A um preço que oscila entre 750 e 900 CUC, os implantes são os mais demandados entre a ampla gama de enxertos colocados e operações clandestinas que são feitas. Em lugares como Revolico.com pode-se encontrar uma grande variedade de formas de implantes e as marcas mais comuns são Mentor e Femme. A esse preço deve ser somada “a mão de obra”, que vai de 500 a 700 CUC, se se trata de especialistas reconhecidos nessa atividade. Alguns principiantes também o fazem por um pouco menos, porém os resultados deixam muito a desejar. Para um cirurgião cubano cujo salário chega apenas ao equivalente a 30 CUC mensais, realizar estas operações torna-se sumamente tentador. Contudo, sabe que o perigo de ser descoberto e de que lhe retirem o direito de exercer a medicina é muito grande. Por isso se protegem em redes que quase sempre se estendem até a parte administrativa e de direção dos hospitais. Estão envolvidos de padioleiros e estetas até enfermeiras e funcionários da saúde pública. O pior que pode acontecer é que alguém morra na mesa de cirurgia; então terá que se inventar alguma doença crônica para justificar o óbito.
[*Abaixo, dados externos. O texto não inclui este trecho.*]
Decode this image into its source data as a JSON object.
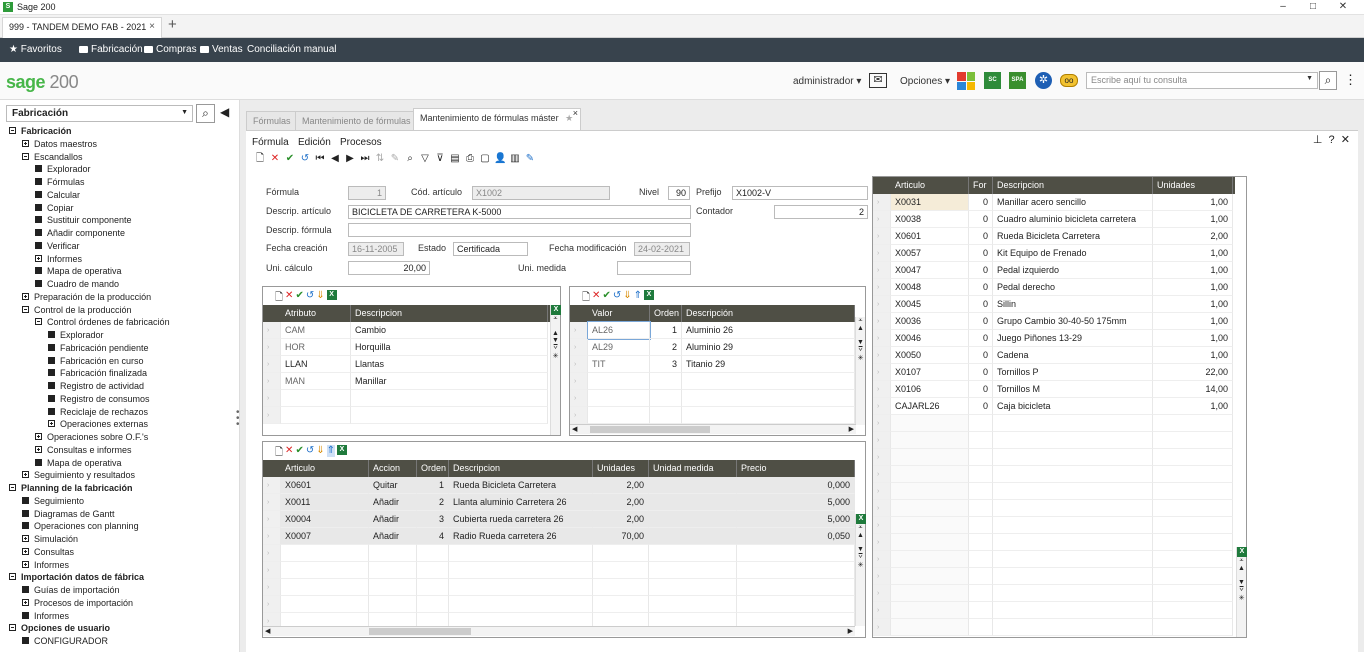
{
  "window": {
    "title": "Sage 200",
    "minimize": "–",
    "maximize": "□",
    "close": "✕"
  },
  "browser_tab": {
    "label": "999 - TANDEM DEMO FAB - 2021",
    "close": "×",
    "new": "+"
  },
  "favbar": {
    "favoritos": "Favoritos",
    "items": [
      "Fabricación",
      "Compras",
      "Ventas",
      "Conciliación manual"
    ]
  },
  "header": {
    "logo": "sage",
    "logo_num": "200",
    "user": "administrador",
    "opciones": "Opciones",
    "sc": "SC",
    "spa": "SPA",
    "search_placeholder": "Escribe aquí tu consulta"
  },
  "sidebar": {
    "module": "Fabricación",
    "tree": [
      {
        "label": "Fabricación",
        "level": 0,
        "icon": "minus",
        "bold": true
      },
      {
        "label": "Datos maestros",
        "level": 1,
        "icon": "plus"
      },
      {
        "label": "Escandallos",
        "level": 1,
        "icon": "minus"
      },
      {
        "label": "Explorador",
        "level": 2,
        "icon": "box"
      },
      {
        "label": "Fórmulas",
        "level": 2,
        "icon": "box"
      },
      {
        "label": "Calcular",
        "level": 2,
        "icon": "box"
      },
      {
        "label": "Copiar",
        "level": 2,
        "icon": "box"
      },
      {
        "label": "Sustituir componente",
        "level": 2,
        "icon": "box"
      },
      {
        "label": "Añadir componente",
        "level": 2,
        "icon": "box"
      },
      {
        "label": "Verificar",
        "level": 2,
        "icon": "box"
      },
      {
        "label": "Informes",
        "level": 2,
        "icon": "plus"
      },
      {
        "label": "Mapa de operativa",
        "level": 2,
        "icon": "box"
      },
      {
        "label": "Cuadro de mando",
        "level": 2,
        "icon": "box"
      },
      {
        "label": "Preparación de la producción",
        "level": 1,
        "icon": "plus"
      },
      {
        "label": "Control de la producción",
        "level": 1,
        "icon": "minus"
      },
      {
        "label": "Control órdenes de fabricación",
        "level": 2,
        "icon": "minus"
      },
      {
        "label": "Explorador",
        "level": 3,
        "icon": "box"
      },
      {
        "label": "Fabricación pendiente",
        "level": 3,
        "icon": "box"
      },
      {
        "label": "Fabricación en curso",
        "level": 3,
        "icon": "box"
      },
      {
        "label": "Fabricación finalizada",
        "level": 3,
        "icon": "box"
      },
      {
        "label": "Registro de actividad",
        "level": 3,
        "icon": "box"
      },
      {
        "label": "Registro de consumos",
        "level": 3,
        "icon": "box"
      },
      {
        "label": "Reciclaje de rechazos",
        "level": 3,
        "icon": "box"
      },
      {
        "label": "Operaciones externas",
        "level": 3,
        "icon": "plus"
      },
      {
        "label": "Operaciones sobre O.F.'s",
        "level": 2,
        "icon": "plus"
      },
      {
        "label": "Consultas e informes",
        "level": 2,
        "icon": "plus"
      },
      {
        "label": "Mapa de operativa",
        "level": 2,
        "icon": "box"
      },
      {
        "label": "Seguimiento y resultados",
        "level": 1,
        "icon": "plus"
      },
      {
        "label": "Planning de la fabricación",
        "level": 0,
        "icon": "minus",
        "bold": true
      },
      {
        "label": "Seguimiento",
        "level": 1,
        "icon": "box"
      },
      {
        "label": "Diagramas de Gantt",
        "level": 1,
        "icon": "box"
      },
      {
        "label": "Operaciones con planning",
        "level": 1,
        "icon": "box"
      },
      {
        "label": "Simulación",
        "level": 1,
        "icon": "plus"
      },
      {
        "label": "Consultas",
        "level": 1,
        "icon": "plus"
      },
      {
        "label": "Informes",
        "level": 1,
        "icon": "plus"
      },
      {
        "label": "Importación datos de fábrica",
        "level": 0,
        "icon": "minus",
        "bold": true
      },
      {
        "label": "Guías de importación",
        "level": 1,
        "icon": "box"
      },
      {
        "label": "Procesos de importación",
        "level": 1,
        "icon": "plus"
      },
      {
        "label": "Informes",
        "level": 1,
        "icon": "box"
      },
      {
        "label": "Opciones de usuario",
        "level": 0,
        "icon": "minus",
        "bold": true
      },
      {
        "label": "CONFIGURADOR",
        "level": 1,
        "icon": "box"
      }
    ]
  },
  "doc_tabs": [
    "Fórmulas",
    "Mantenimiento de fórmulas",
    "Mantenimiento de fórmulas máster"
  ],
  "menu": {
    "formula": "Fórmula",
    "edicion": "Edición",
    "procesos": "Procesos"
  },
  "form": {
    "formula_label": "Fórmula",
    "formula_value": "1",
    "cod_articulo_label": "Cód. artículo",
    "cod_articulo_value": "X1002",
    "nivel_label": "Nivel",
    "nivel_value": "90",
    "prefijo_label": "Prefijo",
    "prefijo_value": "X1002-V",
    "descrip_articulo_label": "Descrip. artículo",
    "descrip_articulo_value": "BICICLETA DE CARRETERA K-5000",
    "contador_label": "Contador",
    "contador_value": "2",
    "descrip_formula_label": "Descrip. fórmula",
    "descrip_formula_value": "",
    "fecha_creacion_label": "Fecha creación",
    "fecha_creacion_value": "16-11-2005",
    "estado_label": "Estado",
    "estado_value": "Certificada",
    "fecha_mod_label": "Fecha modificación",
    "fecha_mod_value": "24-02-2021",
    "uni_calculo_label": "Uni. cálculo",
    "uni_calculo_value": "20,00",
    "uni_medida_label": "Uni. medida",
    "uni_medida_value": ""
  },
  "grid_atributos": {
    "headers": [
      "Atributo",
      "Descripcion"
    ],
    "rows": [
      [
        "CAM",
        "Cambio"
      ],
      [
        "HOR",
        "Horquilla"
      ],
      [
        "LLAN",
        "Llantas"
      ],
      [
        "MAN",
        "Manillar"
      ]
    ]
  },
  "grid_valores": {
    "headers": [
      "Valor",
      "Orden",
      "Descripción"
    ],
    "rows": [
      [
        "AL26",
        "1",
        "Aluminio 26"
      ],
      [
        "AL29",
        "2",
        "Aluminio 29"
      ],
      [
        "TIT",
        "3",
        "Titanio 29"
      ]
    ]
  },
  "grid_acciones": {
    "headers": [
      "Articulo",
      "Accion",
      "Orden",
      "Descripcion",
      "Unidades",
      "Unidad medida",
      "Precio"
    ],
    "rows": [
      [
        "X0601",
        "Quitar",
        "1",
        "Rueda Bicicleta Carretera",
        "2,00",
        "",
        "0,000"
      ],
      [
        "X0011",
        "Añadir",
        "2",
        "Llanta aluminio Carretera 26",
        "2,00",
        "",
        "5,000"
      ],
      [
        "X0004",
        "Añadir",
        "3",
        "Cubierta rueda carretera 26",
        "2,00",
        "",
        "5,000"
      ],
      [
        "X0007",
        "Añadir",
        "4",
        "Radio Rueda carretera 26",
        "70,00",
        "",
        "0,050"
      ]
    ]
  },
  "grid_componentes": {
    "headers": [
      "Articulo",
      "For",
      "Descripcion",
      "Unidades"
    ],
    "rows": [
      [
        "X0031",
        "0",
        "Manillar acero sencillo",
        "1,00"
      ],
      [
        "X0038",
        "0",
        "Cuadro aluminio bicicleta carretera",
        "1,00"
      ],
      [
        "X0601",
        "0",
        "Rueda Bicicleta Carretera",
        "2,00"
      ],
      [
        "X0057",
        "0",
        "Kit Equipo de Frenado",
        "1,00"
      ],
      [
        "X0047",
        "0",
        "Pedal izquierdo",
        "1,00"
      ],
      [
        "X0048",
        "0",
        "Pedal derecho",
        "1,00"
      ],
      [
        "X0045",
        "0",
        "Sillin",
        "1,00"
      ],
      [
        "X0036",
        "0",
        "Grupo Cambio 30-40-50 175mm",
        "1,00"
      ],
      [
        "X0046",
        "0",
        "Juego Piñones 13-29",
        "1,00"
      ],
      [
        "X0050",
        "0",
        "Cadena",
        "1,00"
      ],
      [
        "X0107",
        "0",
        "Tornillos P",
        "22,00"
      ],
      [
        "X0106",
        "0",
        "Tornillos M",
        "14,00"
      ],
      [
        "CAJARL26",
        "0",
        "Caja bicicleta",
        "1,00"
      ]
    ]
  },
  "colors": {
    "brand": "#47b649",
    "nav": "#38434d",
    "grid_header": "#4f4f45"
  }
}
Faz algumas semanas a blogueira Rebeca Monzó expôs num tweet um desses escândalos de cirurgias ilegais. O cenário neste caso era o hospital Calixto García, porém bem poderia ter ocorrido em qualquer outra sala de cirurgia da cidade. Sem precisar os detalhes do acontecido, fala-se de toda uma sala clandestina dedicada à pacientes estrangeiros e cubanos que podiam pagar pelas intervenções. O rumor popular diz que tudo foi descoberto quando uma turista recém operada teve um sangramento no aeroporto em sua saída de Cuba, porém isso poderia ser mitologia pura. É certo, não obstante, que como no resto da nossa realidade, a medicina também está vivendo em dois planos, em duas dimensões bem diferentes. Uma a dos pacientes que não tem recursos para presentear ou pagar os médicos e a outra a dos que podem custear uma cirurgia “assim” e “agora”. Possuir recursos materiais pode agilizar o tempo e aumentar a qualidade de qualquer tratamento; faz surgir em tempo o fio de sutura, as radiografias e os citostáticos.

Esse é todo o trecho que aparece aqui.